AB Bakanı Ömer Çelik, terörle mücadelenin, demokrasinin gelişmiş olup olmamasından bağımsız olarak yerine getirilmesi gereken bir kavram olduğuna işaret etti. Bundan 10-20 yıl önce, "Eğer demokrasi gelişirse terör minimize olur." denildiğini anımsatan Bakan Ömer Çelik, şu görüşlere yer verdi:

"Fakat bugün görüyorsunuz ki dünyanın en gelişmiş demokrasileri terör tehdidiyle karşı karşıyadır. Terör örgütlerinin yapısında geçmişe göre ciddi bir genetik değişiklik vardır ve terörle mücadele demokrasiyi korumanın bir ön şartı haline gelmiştir. Bu sebeple Türkiye'nin kararlılıkla mücadele ettiği ve etmeye devam edeceği PKK terör örgütünden bahsederken, AB'deki herhangi bir raporun orantılılıktan bahsetmesini kesinlikle kabul etmiyoruz. Niçin? DAEŞ terör örgütüyle mücadele ederken, kendi canınızı yakan terör örgütlerinden bahsederken orantılılıktan bahsetmiyorsunuz, PKK terör örgütünden bahsederken orantılılıktan bahsediyorsunuz. Sakın ola ki Türkiye'deki terör eylemlerinden bahsederken, cümlelerinizi kurarken 'Şiddete karşıyız' gibi genelgeçer cümleler kurmayın. 'Şiddete karşıyız' gibisinden meşru devlet otoritesi ile terör örgütünü eşitleyen cümleler kurulması, aslında terör örgütlerine örtülü destek verilmesi anlamına gelir. Bu sebeple de barış ve benzeri kelimeleri kirletmeyin çünkü barış dediğiniz şey, iki meşru güç arasındaki çatışma neticesinde olur. Bugün, Türkiye Cumhuriyeti devleti, demokrasisine, hukuk devletine, toplumsal istikrarına karşı bir terör tehdidiyle karşı karşıyadır, verilen mücadele de buna karşıdır. Bu bağlamda, iç savaş kelimesinin kullanılması da doğru değildir. Bu ifadelerin hepsinin ne manaya geldiğini biliyoruz. Bu ifadeleri DAEŞ terör örgütü için kullanmanız nasıl mümkün değilse, PKK, DHKP-C ya da Fetullahçı Terör Örgütü için de kullanmanız mümkün değildir. "
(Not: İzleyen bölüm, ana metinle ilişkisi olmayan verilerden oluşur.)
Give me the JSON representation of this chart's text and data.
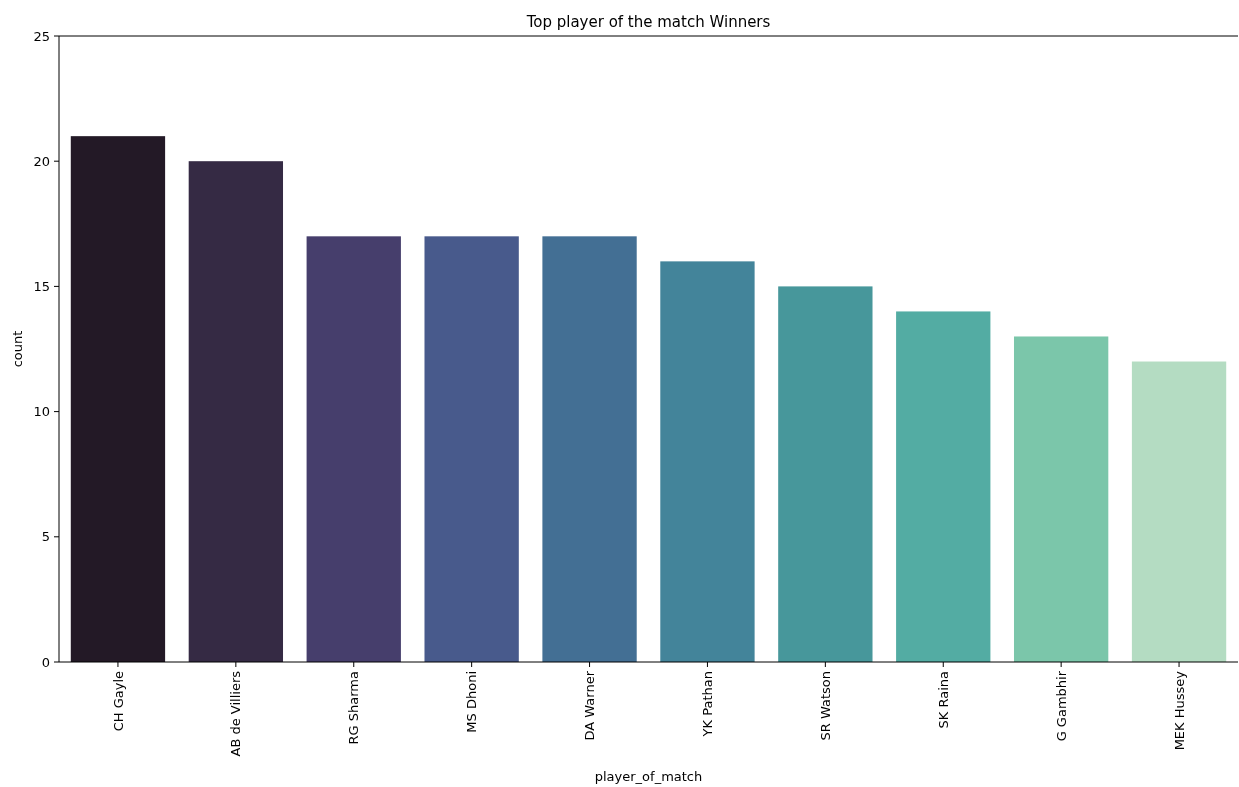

-"Yaptığımız iş mucizevi bir iştir"

AB Bakanı ve Başmüzakereci Ömer Çelik, olağanüstü halin, demokratik sistem içerisinde meşru bir mekanizma olduğunu dile getirerek, bir devletin, ağır bir terör tehdidiyle ya da  varoluş kriziyle karşı karşıya kaldığında buna başvurabileceğini söyledi.

Anayasanın ve  Avrupa İnsan Hakları Sözleşmesi'nin 15. maddesinin bunu düzenlediğine işaret eden AB Bakanı Ömer Çelik, AİHM içtihadının, OHAL ilan edilip edilmemesini dış şartlara bağlamadığını, en iyi o ülkelerin yetkili makamlarının değerlendireceğini söylediğini anımsattı.

AB Bakanı Ömer Çelik, Fransa'da tek bir terör saldırısı olduktan sonra OHAL ilan edildiğini belirterek şunları ifade etti:

"Biz benzer onlarca saldırı karşısında bile OHAL ilan etmedik ama ne zaman ki devlete karşı bir işgal girişimiyle, Türkiye'nin milli egemenliğini ele geçirerek bir yabancı güce peşkeş çekme şeklinde bir darbe teşebbüsüyle karşı karşıya kaldık, o zaman OHAL ilan ettik. Bizim OHAL ilan etme içeriğimiz Fransa'nın OHAL ilan etme içeriğinden 10 kat daha fazladır. Venedik Komisyonu raporunda, Türkiye'nin OHAL ilan etmek için yeterli ve meşru nedenlerinin olduğunun altını çiziliyor. Yaptığımız iş mucizevi iştir. Karşı karşıya kaldığımız durumda herhangi hukuki sıkıntı yoktur. 'Fransa'da OHAL ilan etmede, KHK çıkarma yetkisi yoktur' deniliyor. Fransa'ya OHAL yetkisi tanıyan kanun, bizim tek tek KHK'ler ile çıkardığımız bütün önlemleri alma hakkını, Fransa hükümetine toptan veriyor. Hukuk felsefesi açısından bizim tutumuz daha doğrudur. "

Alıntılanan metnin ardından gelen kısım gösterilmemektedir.